Thursday, 12 December 2019

Self-examination is route to inspiration

Self-examination is route to inspiration

SPANISH auteur Pedro Almodóvar returns with Pain and Glory, a highly personal tale of a director in his twilight years who reflects on the choices he’s made in life.

Antonio Banderas stars as Salvador Mallo who is in a creative crisis and begins experimenting with drugs in the run-up to a local career retrospective of his work.

There’s no doubt that he is playing a version of the Academy Award-winning director himself and Banderas has already won the 2019 Best Actor prize at the Cannes Film Festival for his portrayal.

Salvador has not made anything for years but he has acquired sufficient wealth to live comfortably among expensive artworks, agonising over his various ailments, both physical and mental, which all seem to enhance his creative block.

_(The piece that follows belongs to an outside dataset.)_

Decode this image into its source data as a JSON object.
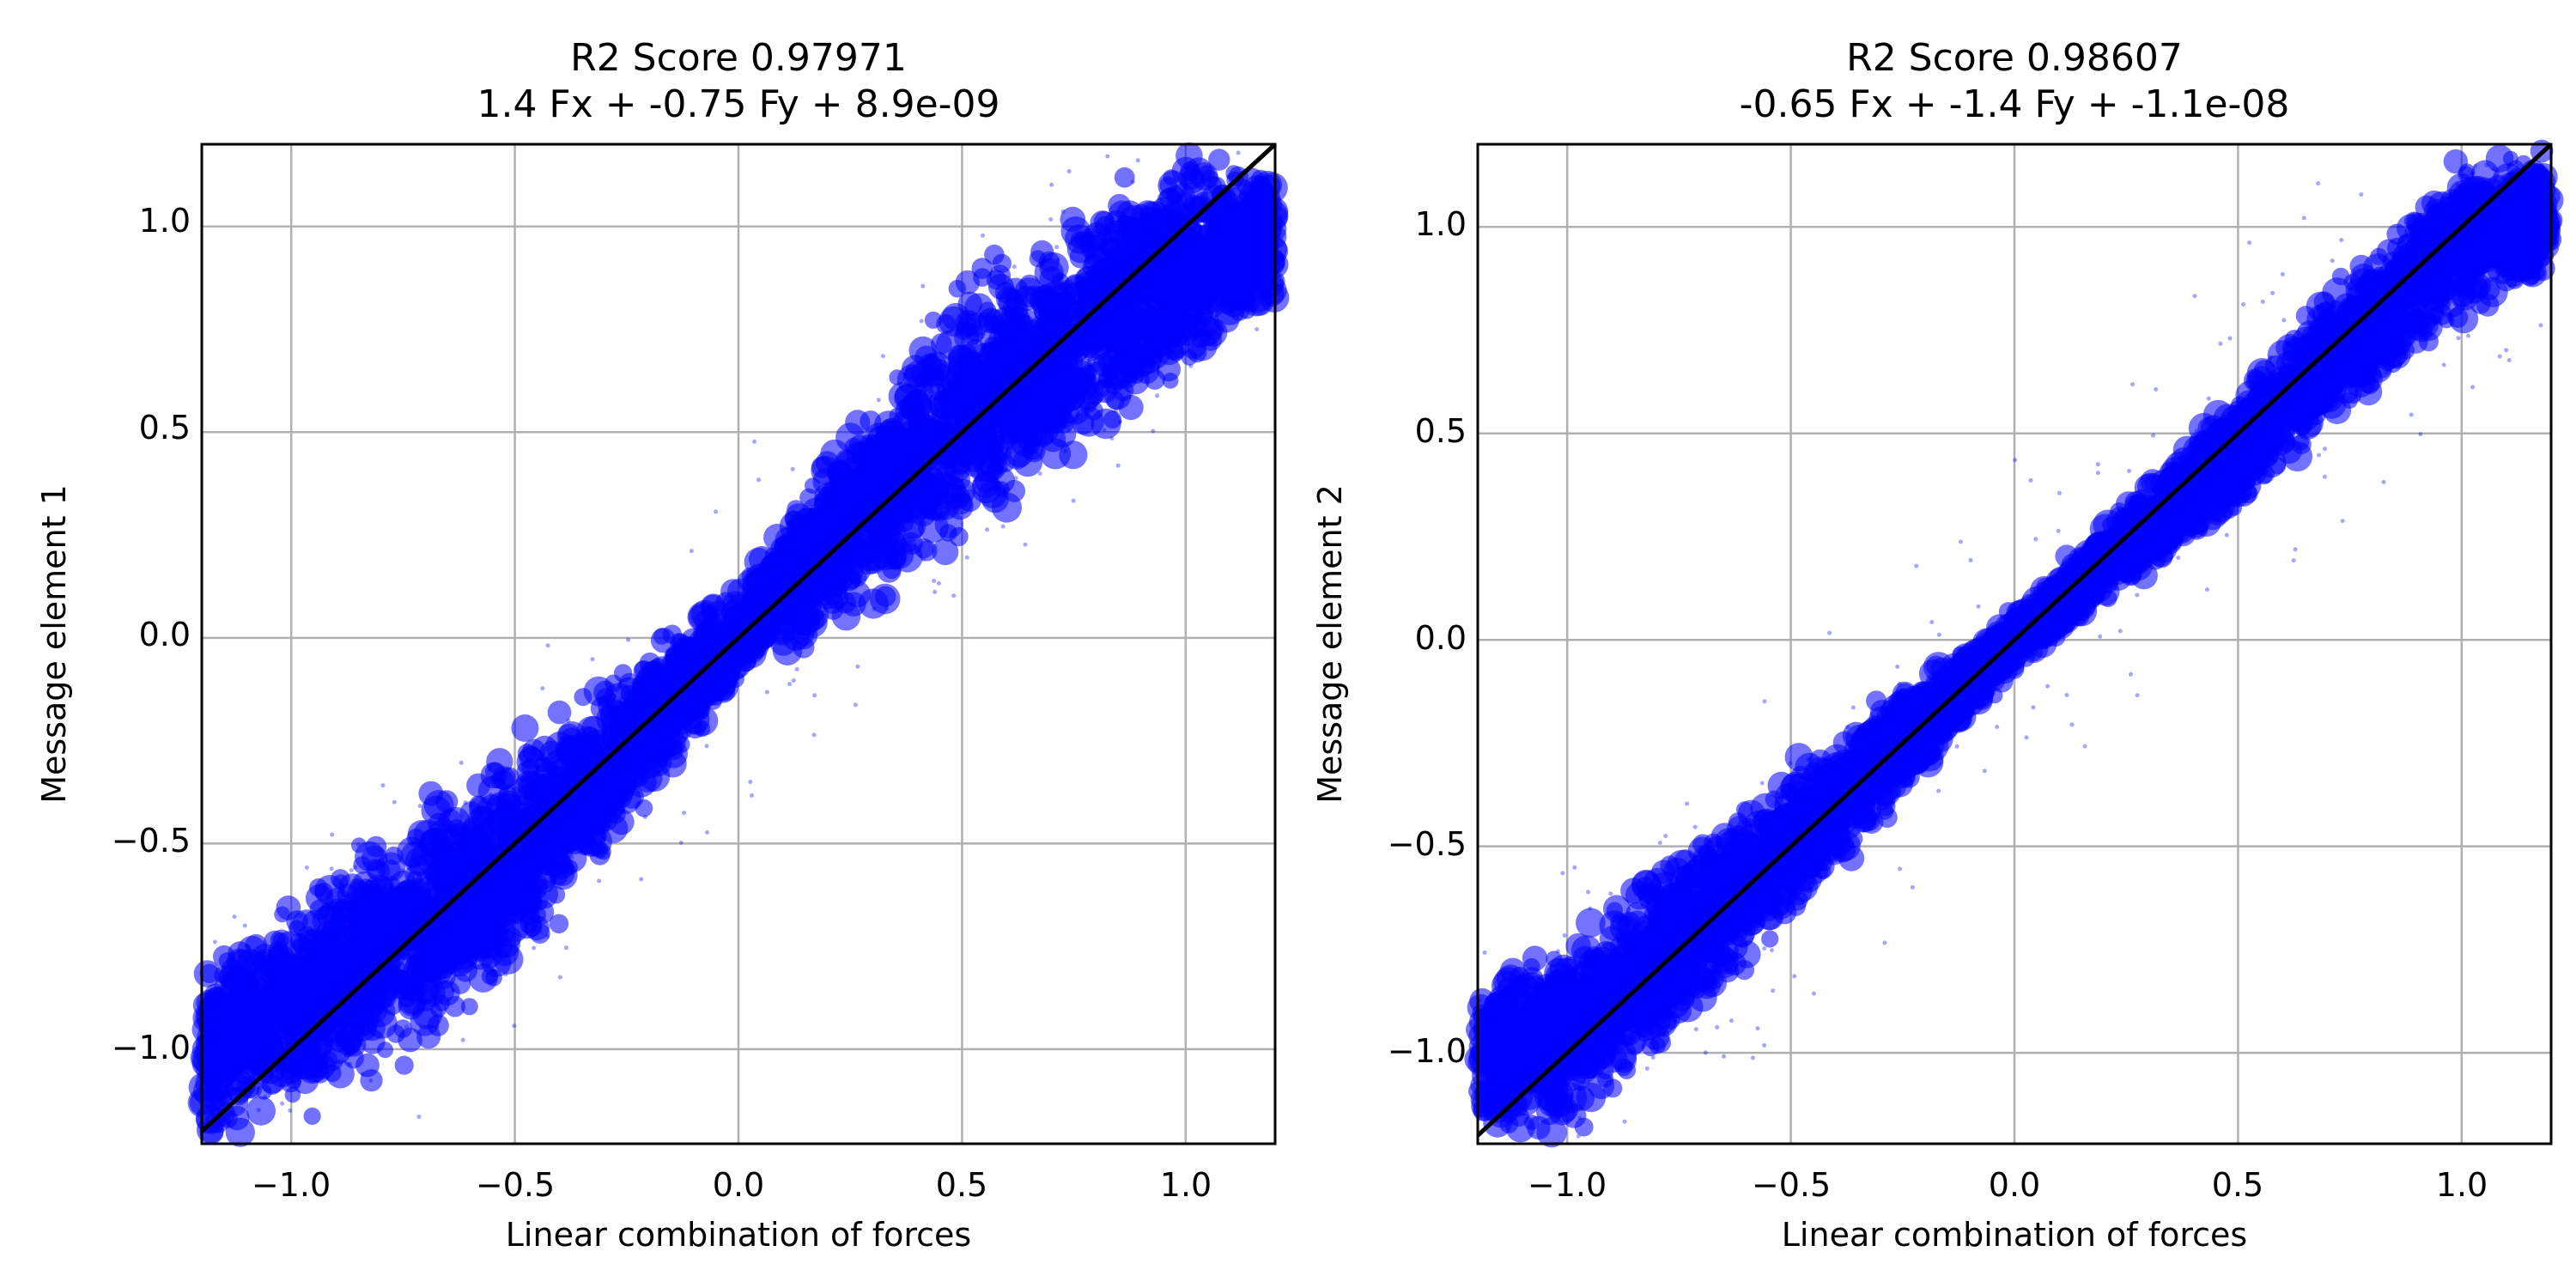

Pain and Glory takes you inside his mind as he reflects on his personal and professional past.

Through a sequence of flashbacks and present-day encounters, we revisit some of his most important relationships, with his mother, his former leading man and his early loves.

Some of these are in the flesh, others are remembered. We visit his childhood in the Sixties, moving to a village in Valencia with his parents, his first adult relationship in Madrid in the Eighties and the hurt he suffers after this ends.

We then find out how he discovered cinema and what brought him to his present difficulties in coming up with fresh ideas. It is this need to recount his past that sets Salvador on the path of salvation.

Penélope Cruz co-stars, playing Salvador’s mother, but the cast also features several break-out performances, including Asier Etxeandia as Alberto, who was previously a creative force for Salvador but is now a high-functioning heroin addict.

Newcomer César Vicente plays labourer Eduardo, who inspired Salvador’s sexual awakening as a child, as revealed in poignant flashbacks that are skilfully shot and edited.

The film also features another emotive score from Alberto Iglesias, who won Best Composer at Cannes, and pop-coloured cinematography from Almodóvar’s trusted collaborator José Luis Alcaine.

Almodóvar won the Oscar for his 1999 film All About My Mother. If that was a tribute to the onscreen women who inspired him and the women who raised him, then Pain and Glory is perhaps Almodóvar looking closely at himself and his life and career.

Pain and Glory is now showing at Henley’s Regal Picturehouse cinema.